The plastinates as these samples or specimens are called are on exhibit at Neo Babylon Building, 9 Bayani Road, AFP Oval. Taguig City and in order to view the presentation, an admission ticket costs P350 per person. Exhibition opens at 10:30 a.m. and closes at 08:30 p.m.
It might elude the appreciation of the average Filipino mind as to its much professed educational value. Few observations may have to be made, namely:
a) Nothing indicates that the Department of Health has authorized the display of these plastinated human bodies where they have been housed;
b) Neither is there any bulletin posted from the City Government of Taguig at the exhibition venue;
c) The usher/usherettes do not seem qualified to be able to answer questions from viewers on the samples or specimens;
d) The exhibition obviously failed to meet the criteria set in any ordinary scientific fair or medical exhibition (e.g. texts, labels, details, visual aids);
e) It is unclear if the local government unit concerned must have collected the prescribed rates of amusement tax from this exhibition;
f) In general, it drifted from its intended value for education, training or research to its simple profit motive.
Beyond its ordinary scientific value, there is even a much higher moral issue that may have yet to be confronted. It is of uncertain validity if there are existing laws that could have prevented this display of real human bodies to rake monetary profits. Nothing indicates that there is any agency of government that supervises the conduct of this exhibition. It seems, it was a purely commercial activity that no government agent has to monitor, supervise, or guide its operation.
The real human samples shown on display are said to have been donors – willing enough to donate their bodies after death – to that much-vaunted ‘ideological cause’ to promote science or medical education. But when in their numbers alone – the human plastinates in full bodies or dismembered body parts – could crowd the entire spaces of an entire building, one could be forced to reflect whether this could have been morally permissible especially from viewers historically honed to a particular religious belief in an ethical environment given to honoring the dead.

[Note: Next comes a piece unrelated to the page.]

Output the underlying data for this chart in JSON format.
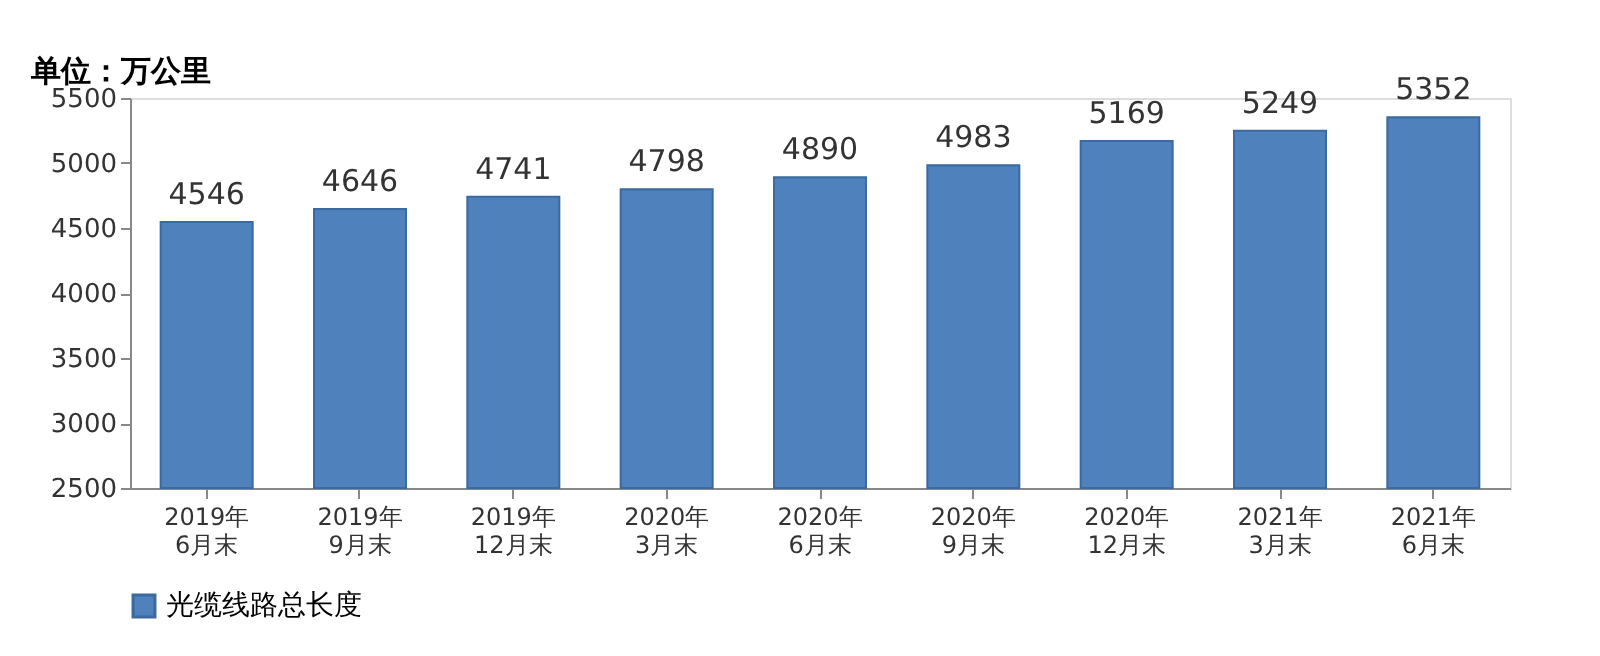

The question of whether human life is sacred is put to a serious test. When human corpses could be ‘manufactured’ as to become plastinates and could be intended for paid public display, then it is definitely an affront to the sanctify of the human being.
Indeed, there is more than meets the eye in this rather unique exhibition of human bodies. From where I stand, I strongly doubt if this kind of somewhat ‘pseudo anatomical exhibition’ fully satisfies the aims of educating the viewing public about health. Those who would donate their bodies to this so-called Body Worlds’ mission so they will be on public display at exhibition galleries throughout the world may have overlooked how far more ‘socially relevant’ they could have been had they better donated their organs to as many people as possible.
Certainly, this exhibit appears to have blurred the line between what is moral to what is commercial. And I tend to see the whole as betrayal of the Mission’s much-avowed claim of promoting science or medicine. By that count alone – 20 millions had come to see the exhibitions – simply mean that it has been worth a fortune to ‘manufacture’ human plastinates barring all moral or legal issues that could stand on its way.
What can the CBCP or pro-life advocacy groups say about this Philippine exhibition?